Hammer excellently articulates the problem of consumption-based vegan identity her latest essay, "Abolition, Liberation, and Veganism:"
[A]bolition in a negative sense is limited and destine for failure...we must also create a transformative shift towards non-exploitative institutions in order to achieved any sort of comprehensive abolition — institutions that are also socially and environmentally equitable...I'm talking about collective and institutional change on a structural level, not individual or consumer change. Adding animal-free alternatives to the already existing consumer market will not bring about comprehensive abolition. Comprehensive abolition will require revolutionary shifts in our existing social structures, which, I believe, would necessitate a restructuring of global economy away from exploitative, capitalist-based consumer markets. [my emphasis]

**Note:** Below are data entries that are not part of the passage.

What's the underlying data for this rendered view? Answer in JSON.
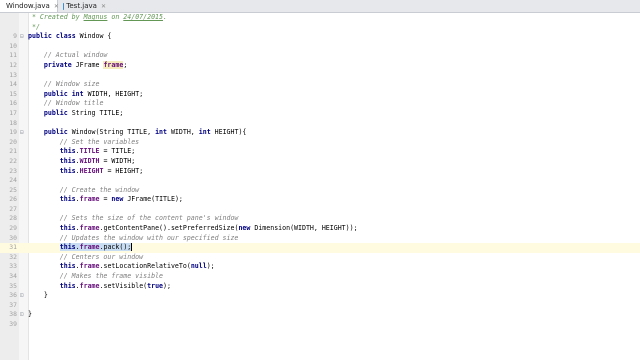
{
  "tabs": [
    {
      "label": "Window.java",
      "active": true,
      "icon": "java-class-icon",
      "color": "#3d8fd1"
    },
    {
      "label": "Test.java",
      "active": false,
      "icon": "java-class-icon",
      "color": "#3d8fd1"
    }
  ],
  "editor": {
    "language": "java",
    "current_line": 34,
    "lines": [
      {
        "n": "",
        "text": " * Created by Magnus on 24/07/2015."
      },
      {
        "n": "",
        "text": " */"
      },
      {
        "n": "9",
        "text": "public class Window {"
      },
      {
        "n": "10",
        "text": ""
      },
      {
        "n": "11",
        "text": "    // Actual window"
      },
      {
        "n": "12",
        "text": "    private JFrame frame;"
      },
      {
        "n": "13",
        "text": ""
      },
      {
        "n": "14",
        "text": "    // Window size"
      },
      {
        "n": "15",
        "text": "    public int WIDTH, HEIGHT;"
      },
      {
        "n": "16",
        "text": "    // Window title"
      },
      {
        "n": "17",
        "text": "    public String TITLE;"
      },
      {
        "n": "18",
        "text": ""
      },
      {
        "n": "19",
        "text": "    public Window(String TITLE, int WIDTH, int HEIGHT){"
      },
      {
        "n": "20",
        "text": "        // Set the variables"
      },
      {
        "n": "21",
        "text": "        this.TITLE = TITLE;"
      },
      {
        "n": "22",
        "text": "        this.WIDTH = WIDTH;"
      },
      {
        "n": "23",
        "text": "        this.HEIGHT = HEIGHT;"
      },
      {
        "n": "24",
        "text": ""
      },
      {
        "n": "25",
        "text": "        // Create the window"
      },
      {
        "n": "26",
        "text": "        this.frame = new JFrame(TITLE);"
      },
      {
        "n": "27",
        "text": ""
      },
      {
        "n": "28",
        "text": "        // Sets the size of the content pane's window"
      },
      {
        "n": "29",
        "text": "        this.frame.getContentPane().setPreferredSize(new Dimension(WIDTH, HEIGHT));"
      },
      {
        "n": "30",
        "text": "        // Updates the window with our specified size"
      },
      {
        "n": "31",
        "text": "        this.frame.pack();"
      },
      {
        "n": "32",
        "text": "        // Centers our window"
      },
      {
        "n": "33",
        "text": "        this.frame.setLocationRelativeTo(null);"
      },
      {
        "n": "34",
        "text": "        // Makes the frame visible"
      },
      {
        "n": "35",
        "text": "        this.frame.setVisible(true);"
      },
      {
        "n": "36",
        "text": "    }"
      },
      {
        "n": "37",
        "text": ""
      },
      {
        "n": "38",
        "text": "}"
      },
      {
        "n": "39",
        "text": ""
      }
    ]
  }
}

ADDENDUM: In this essay I alternate between critiquing consumer and consumption-based veganism. Although these are similar in that their focus is on market reform and individual lifestyle, they are not to be conflated. Many vegan critical theorists such as Bob Torres and Ida Hammer have critiqued the appropriation of the vegan movement by the logic of capitalist markets via corporations and even vegan companies (i.e. Veg News) and non-profits (i.e. PETA & HSUS). What I am arguing goes beyond this critique of consumerism and the structure of society that facilitates it. I am critiquing alsoveganism as an identity of consumption.

As I have previously explored, I would like to experiment with thinking about veganism as something more fundamental than abstaining from animal exploitation, as something affirmative about human-animal relationships that pre-conditions people's motivation to become vegan. In a future post, I would like to suggest, that we think about veganism without vegetarianism--which is not the same as advocating the killing or exploitation of animals. The point in doing so is to make a distinction for understanding the relationship between the two. Could someone practice veganism without being vegetarian? I think so. If this is the case, then we must understand veganism as something more and less than (vegetarian) consumption. Veganism would become fundamentally a social position or modality in regards to animal others, one in which we are bonded to them through attentive care, curiosity.

This is not to say vegetariaism is unimportant, only that it is unessential. Far from being trivial, vegetarianism is an invaluable performance especially as a critical praxis. If morality is post-hoc--"after the fact," a response to cognitive dissonance--, then a diet free of the consumption of animal bodies, their  labor, their products, and products tested on them is less likely to facilitate our rationalization of their exploitation. Vegetarian consumption practice facilitates a de-subjectification of a human identity based upon an opposition, negation, and domination of animality and animal others. Further, privileging vegetarian consumption over animal-based consumption enables the positive re-construction of our world away from one in which speciesism is institutionalized.

Therefore, I am not saying vegetarian consumption is impractical or supererogatory. Rather, vegetarainism consumption ought to be seen as distinguished from veganism--not as a logically defective kind as Francione would have it--, because vegetarian consumption and vegan social modality are in a dialectical relationship. In other words, a vegan modality motivates  vegetarian practice and vegetarian practice facilitates a maturer veganism. Vegetarianism is a means to the transformative practice that is veganism.



NOTE: By "vegetarian consumption" I mean primarily a consumption practice free of all animal bodies and products, however, this critique applies also to lacto-ovo vegetarians.